Matthew 23:23 “Woe to you, teachers of the law and Pharisees, you hypocrites! You give a tenth of your spices—mint, dill and cummin. But you have neglected the more important matters of the law—justice, mercy and faithfulness. You should have practiced the latter, without neglecting the former.
Boy, Jesus was always coming down on the Pharisees. What a bummer to be one of those guys huh? In the latest installment of “I’m following God with my whole head rather than use even a little of my heart”, the Pharisees had taken tithing (giving 10% to God) to a whole new level. They were measuring out one tenth of their spices and offering it to the church. What dedication. What servants hearts they must have possessed to want to give a percentage of even the tiniest things they grew. Um, or not. Rather than showing the love of God, they were taking the letter of the law and applying it to the minutia of their lives.
The Lord was laying down some smack talk on these uppity dudes about the matters of the heart that they were completely ignoring. Maybe they were too busy counting mint leaves to be sure every tenth one was set aside for God. Perhaps they’d spent all their time harvesting cummin seeds to donate. Whatever the reason, their leaves or their seeds, they didn’t take time to do merciful deeds. Yes, I know, that sounded very Dr. Seuss-ish. Give me a break, I read to a three-year old many hours a day.
Seriously though. I’m so often with the Pharisees on this one. I’m a rule follower. Black and white. It is, or it isn’t. You give me a base line to follow and I’m right there tracking with you. I’m very (very) technical. Showing mercy however, is like signing up for an all day lecture on watching paint dry. Not really my cup of tea. Too bad for me, God thinks mercy is pretty darn important. Actually, when God’s being merciful with ME, I think it’s a pretty awesome thing too. But giving it to others is where I’m not so fond of it. Come to think of it, I might rather count out mint and dill leaves than purposefully develop my mercy muscles. It’s painful. It’s hard. I don’t like it.
I know it’s of value to God though. Ultimately, a life of grace and mercy for others is demonstrating Christ’s love. The tricky part is remembering that Jesus died for them too – not just me. Which is especially hard to keep in mind when you just want others to get what’s coming to them. How easy to forget that what’s coming to them, is the same thing you and I deserve. Death.

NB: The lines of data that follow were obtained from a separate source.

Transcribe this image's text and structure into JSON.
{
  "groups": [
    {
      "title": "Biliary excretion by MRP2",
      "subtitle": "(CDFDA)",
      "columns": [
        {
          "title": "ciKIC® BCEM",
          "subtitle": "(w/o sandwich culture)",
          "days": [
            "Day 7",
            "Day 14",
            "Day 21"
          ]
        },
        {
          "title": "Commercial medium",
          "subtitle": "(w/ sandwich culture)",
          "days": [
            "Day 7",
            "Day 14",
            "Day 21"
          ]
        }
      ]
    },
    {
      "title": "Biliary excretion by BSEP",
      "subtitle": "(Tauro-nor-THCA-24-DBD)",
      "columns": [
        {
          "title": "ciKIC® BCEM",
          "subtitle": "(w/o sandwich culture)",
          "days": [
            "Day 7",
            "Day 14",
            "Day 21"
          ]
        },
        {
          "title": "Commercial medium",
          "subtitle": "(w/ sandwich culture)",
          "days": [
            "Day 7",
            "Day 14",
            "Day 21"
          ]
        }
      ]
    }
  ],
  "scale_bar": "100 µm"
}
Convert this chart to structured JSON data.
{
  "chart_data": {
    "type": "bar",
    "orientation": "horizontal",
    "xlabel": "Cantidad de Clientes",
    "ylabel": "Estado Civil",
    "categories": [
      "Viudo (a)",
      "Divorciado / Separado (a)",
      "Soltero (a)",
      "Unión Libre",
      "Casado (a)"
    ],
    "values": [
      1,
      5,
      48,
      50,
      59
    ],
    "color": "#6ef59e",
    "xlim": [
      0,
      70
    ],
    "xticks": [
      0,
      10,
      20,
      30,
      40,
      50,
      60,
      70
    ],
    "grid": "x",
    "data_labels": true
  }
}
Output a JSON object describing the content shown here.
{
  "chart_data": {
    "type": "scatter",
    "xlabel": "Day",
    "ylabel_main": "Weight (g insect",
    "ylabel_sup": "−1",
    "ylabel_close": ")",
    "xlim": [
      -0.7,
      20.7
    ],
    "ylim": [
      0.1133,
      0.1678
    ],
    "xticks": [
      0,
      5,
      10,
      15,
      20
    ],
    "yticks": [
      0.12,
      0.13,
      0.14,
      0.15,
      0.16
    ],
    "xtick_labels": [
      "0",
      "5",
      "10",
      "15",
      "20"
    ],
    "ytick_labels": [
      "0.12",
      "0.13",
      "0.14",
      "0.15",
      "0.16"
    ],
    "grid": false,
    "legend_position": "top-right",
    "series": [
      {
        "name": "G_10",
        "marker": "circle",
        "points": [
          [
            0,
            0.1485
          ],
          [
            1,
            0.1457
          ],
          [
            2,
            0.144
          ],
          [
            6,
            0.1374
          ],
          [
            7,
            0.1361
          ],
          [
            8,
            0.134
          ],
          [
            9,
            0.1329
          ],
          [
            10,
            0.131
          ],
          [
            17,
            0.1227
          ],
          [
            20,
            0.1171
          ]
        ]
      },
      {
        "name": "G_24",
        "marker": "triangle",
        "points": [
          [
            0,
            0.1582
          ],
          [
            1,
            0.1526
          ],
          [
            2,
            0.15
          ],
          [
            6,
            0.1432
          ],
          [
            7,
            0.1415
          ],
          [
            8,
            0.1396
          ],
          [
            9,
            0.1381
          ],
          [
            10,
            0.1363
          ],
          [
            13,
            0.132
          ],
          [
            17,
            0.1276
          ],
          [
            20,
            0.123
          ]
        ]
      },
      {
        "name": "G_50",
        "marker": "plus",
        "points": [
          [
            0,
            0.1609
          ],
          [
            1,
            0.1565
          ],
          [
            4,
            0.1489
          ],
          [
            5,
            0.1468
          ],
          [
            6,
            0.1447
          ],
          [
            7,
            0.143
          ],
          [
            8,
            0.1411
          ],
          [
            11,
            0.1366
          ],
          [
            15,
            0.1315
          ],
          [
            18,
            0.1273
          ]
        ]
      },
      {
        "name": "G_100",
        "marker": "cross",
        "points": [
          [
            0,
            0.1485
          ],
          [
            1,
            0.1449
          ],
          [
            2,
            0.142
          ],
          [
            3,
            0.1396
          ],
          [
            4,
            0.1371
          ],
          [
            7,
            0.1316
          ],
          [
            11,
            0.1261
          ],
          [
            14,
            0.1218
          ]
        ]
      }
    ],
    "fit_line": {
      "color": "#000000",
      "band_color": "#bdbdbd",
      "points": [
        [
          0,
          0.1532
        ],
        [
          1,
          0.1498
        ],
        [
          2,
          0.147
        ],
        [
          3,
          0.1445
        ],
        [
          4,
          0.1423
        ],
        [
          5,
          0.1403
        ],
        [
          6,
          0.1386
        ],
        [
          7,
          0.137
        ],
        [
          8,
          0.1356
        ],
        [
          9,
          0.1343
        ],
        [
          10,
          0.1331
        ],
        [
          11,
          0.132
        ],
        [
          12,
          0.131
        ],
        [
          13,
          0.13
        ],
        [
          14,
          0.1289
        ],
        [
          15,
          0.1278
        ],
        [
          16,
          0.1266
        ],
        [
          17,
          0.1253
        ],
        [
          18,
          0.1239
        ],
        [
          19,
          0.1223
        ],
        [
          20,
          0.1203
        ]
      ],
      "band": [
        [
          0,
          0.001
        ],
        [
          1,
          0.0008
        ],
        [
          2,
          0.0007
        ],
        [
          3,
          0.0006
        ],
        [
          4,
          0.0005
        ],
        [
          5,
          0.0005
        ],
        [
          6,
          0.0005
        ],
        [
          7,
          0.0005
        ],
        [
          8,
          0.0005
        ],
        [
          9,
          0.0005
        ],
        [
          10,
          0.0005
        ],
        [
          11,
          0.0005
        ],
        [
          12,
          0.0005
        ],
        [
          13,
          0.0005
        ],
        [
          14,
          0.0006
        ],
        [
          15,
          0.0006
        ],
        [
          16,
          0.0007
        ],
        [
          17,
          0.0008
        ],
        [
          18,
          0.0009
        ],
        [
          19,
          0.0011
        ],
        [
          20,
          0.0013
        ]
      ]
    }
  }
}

Yesterday, I took great pleasure in someone else’s misery. I felt joy in their pain. I have felt a tremendous sense of injustice regarding this person. Like they got off scott free after destroying lives. It isn’t fair. I don’t think it’s right. I struggle with the inequity of it often. As I was delighting myself with thoughts of this person’s hardship, I realized, “God loves her”. I tried to push the thought from my mind, but I keep coming back to it. Jesus died for HER. I don’t like it, it’s not easy for me, but I need to remember that as much as Christ loved me, He feels the same for her. And that, were it not for that saving, merciful love – I would be in the same boat as she is. The one sailing away from the love of God, right into the fires of Hell.
I can’t make myself feel better about wishing bad things on those Christ loves. No tithe of cummin is going to negate my lack of mercy and grace. My only option is to continue bringing this failure to the Lord. Continue seeking His mercy to fill my life so that I can pour it out towards others. It’s a daily choice. I doubt it will ever be easy for me to choose, but I know it’s what will lead me into a life full of peace and joy, rather than counting cummin seeds for my tithe.